A candidate who has never managed to break out of the bottom tier in any of the past presidential primaries in which he’s run, has become the clear frontrunner in the 2020 race. This speaks volumes about the quality of the 2020 Democratic field.
Joe Biden has run for the presidency several times and has never been able to gain any traction. Now, we are slowly remembering some of the reasons why.
The New York Times’ Matt Flegenheimer reported on Monday that during a 1987 primary event, Biden claimed to have marched for the civil rights movement. This has been found to be a lie.
At a February 1987 campaign rally in New Hampshire, Biden said, “When I marched in the civil rights movement, I did not march with a 12-point program. I marched with tens of thousands of others to change attitudes. And we changed attitudes.”
According to Flegenheimer, Biden’s aides “cringed” knowing that he was lying again. He wrote, “More than once, advisers had gently reminded Mr. Biden of the problem with this formulation: He had not actually marched during the civil rights movement. And more than once, Mr. Biden assured them he understood — and kept telling the story anyway.”
It wasn’t this particular lie that ended his first run. He had plagiarized during his campaign speeches, and had embellished “his academic record. Reporters began calling out his exaggerated youth activism.”
He frequently touts his knowledge and experience in the area of foreign policy, “comparing himself favorably to Henry A. Kissinger, the former secretary of state.” Yet in his memoir, former Defense Secretary Robert Gates wrote, “I think he’s been wrong on nearly every major foreign policy and national security issue over the past four decades.” Asked last month if he still believes this, Gates said he stands by his comment.
Unbelievably, Biden also said recently he was the most progressive of the current candidates, which is obviously false.
In addition, several of Biden’s racially insensitive remarks from 1973 have recently cropped up again in a new book published by Ryan Grim, editor of the Intercept. “In addition to lecturing the City Club in Cleveland on what Biden believed was “good for the Negro,” Grim wrote:
Joe Biden, elected to the Senate in 1972, was a leading voice in the attempt to win back white working-class voters by showing them how tough Democrats could be against affirmative [action], school integration, and other priorities of the civil rights movement.
I do not buy the concept, popular in the ’60s, which said, “We have suppressed the black man for 300 years and the white man is now far ahead in the race for everything our society offers. In order to even the score, we must now give the black man a head start, or even hold the white man back, to even the race. I don’t buy that,” Biden told a Delaware weekly newspaper in 1975. “I don’t feel responsible for the sins of my father and grandfather.I feel responsible for what the situation is today, for the sins of my own generation. And I’ll be damned if I feel responsible to pay for what happened 300 years ago.”

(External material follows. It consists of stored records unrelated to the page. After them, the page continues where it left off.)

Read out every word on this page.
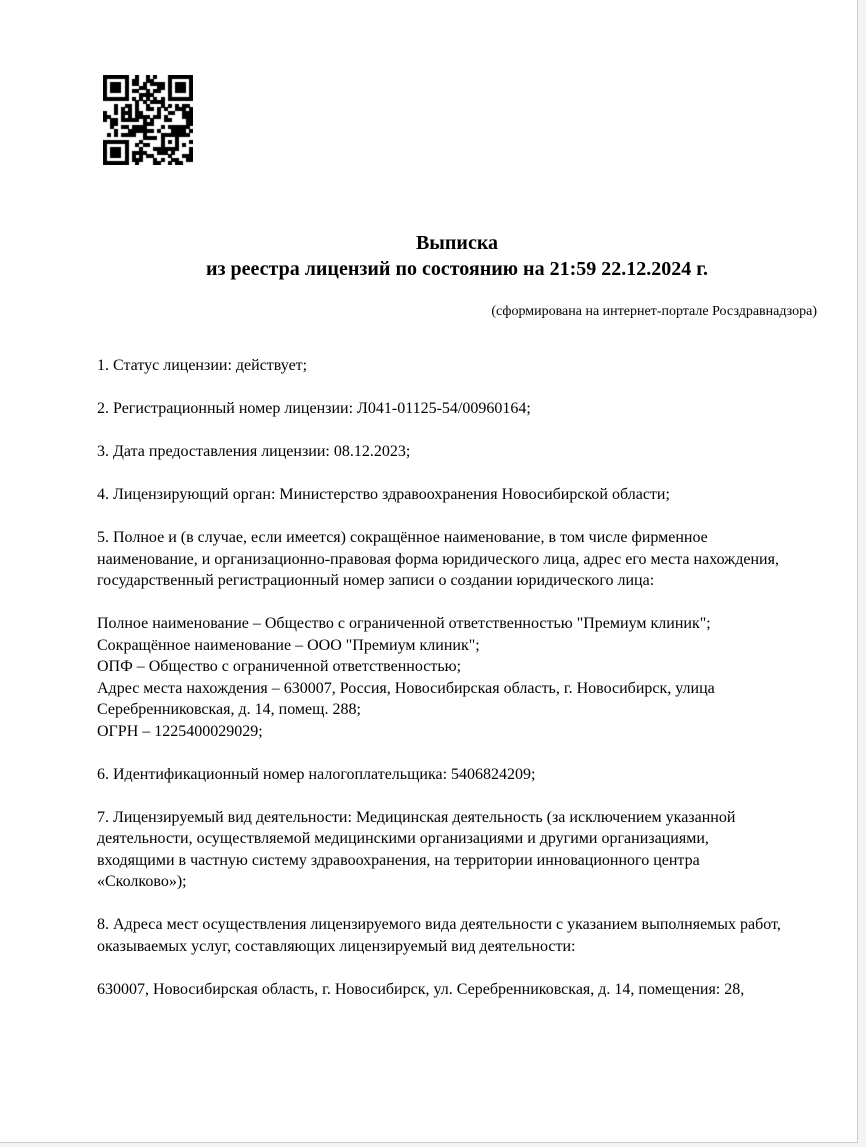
Выписка
из реестра лицензий по состоянию на 21:59 22.12.2024 г.
(сформирована на интернет-портале Росздравнадзора)

1. Статус лицензии: действует;

2. Регистрационный номер лицензии: Л041-01125-54/00960164;

3. Дата предоставления лицензии: 08.12.2023;

4. Лицензирующий орган: Министерство здравоохранения Новосибирской области;

5. Полное и (в случае, если имеется) сокращённое наименование, в том числе фирменное наименование, и организационно-правовая форма юридического лица, адрес его места нахождения, государственный регистрационный номер записи о создании юридического лица:

Полное наименование – Общество с ограниченной ответственностью "Премиум клиник";
Сокращённое наименование – ООО "Премиум клиник";
ОПФ – Общество с ограниченной ответственностью;
Адрес места нахождения – 630007, Россия, Новосибирская область, г. Новосибирск, улица Серебренниковская, д. 14, помещ. 288;
ОГРН – 1225400029029;

6. Идентификационный номер налогоплательщика: 5406824209;

7. Лицензируемый вид деятельности: Медицинская деятельность (за исключением указанной деятельности, осуществляемой медицинскими организациями и другими организациями, входящими в частную систему здравоохранения, на территории инновационного центра «Сколково»);

8. Адреса мест осуществления лицензируемого вида деятельности с указанием выполняемых работ, оказываемых услуг, составляющих лицензируемый вид деятельности:

630007, Новосибирская область, г. Новосибирск, ул. Серебренниковская, д. 14, помещения: 28,
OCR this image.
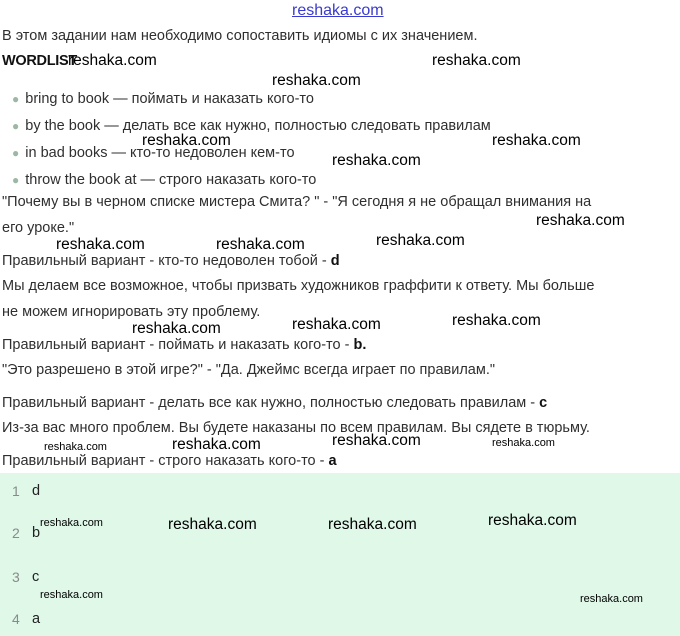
reshaka.com
В этом задании нам необходимо сопоставить идиомы с их значением.
WORDLIST
● bring to book — поймать и наказать кого-то
● by the book — делать все как нужно, полностью следовать правилам
● in bad books — кто-то недоволен кем-то
● throw the book at — строго наказать кого-то
"Почему вы в черном списке мистера Смита? " - "Я сегодня я не обращал внимания на
его уроке."
Правильный вариант - кто-то недоволен тобой - d
Мы делаем все возможное, чтобы призвать художников граффити к ответу. Мы больше
не можем игнорировать эту проблему.
Правильный вариант - поймать и наказать кого-то - b.
"Это разрешено в этой игре?" - "Да. Джеймс всегда играет по правилам."
Правильный вариант - делать все как нужно, полностью следовать правилам - c
Из-за вас много проблем. Вы будете наказаны по всем правилам. Вы сядете в тюрьму.
Правильный вариант - строго наказать кого-то - a
1 d
2 b
3 c
4 a
reshaka.com	reshaka.com
reshaka.com
reshaka.com	reshaka.com
reshaka.com
reshaka.com
reshaka.com	reshaka.com	reshaka.com
reshaka.com	reshaka.com	reshaka.com
reshaka.com	reshaka.com	reshaka.com	reshaka.com
reshaka.com	reshaka.com	reshaka.com	reshaka.com
reshaka.com	reshaka.com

In 1973, during a speech at the City Club in Cleveland, Biden told an audience that the Nixon-era resurgence of Republicans in the South was a good thing.”
Biden said “I think the two-party system, although my Democratic colleagues won’t like my saying this, is good for the South and good for the Negro, good for the black in the South. Other than the fact that [southern Senators] still call me boy, I think they’ve changed their mind a little bit.”
Biden has always been gaffe-prone, both as a candidate and as a politician. His aides have often said that his tendency to “improvise” has hurt his career. Flegenheimer wrote that his aides would pass on copies of his prepared remarks to reporters ”with a semi-wry warning in capital letters atop the page” which said: “Senator may stray from prepared remarks.”
Thirty two years have gone by since then and surely, Biden has learned from his long political career and has become more disciplined. But, he remains a self-described “gut politician.”
The fact that Democrats are so familiar with Joe Biden and that he has not veered as far to the left as most of the candidates may account for much of his lead.
He also faces some strong headwinds. His son’s business dealings with China and the Ukraine will continue to be a challenge for Biden. His threat to withhold aid to Ukraine until they fired the official who was about to investigate his son will require some explaining. And Biden’s age will be an issue. He certainly lacks the energy of President Trump.
In and of itself, news of a lie told 32 years ago is not a major obstacle for Biden. But it reminds voters of all of the reasons his earlier runs for the presidency ended in failure. And that is a problem.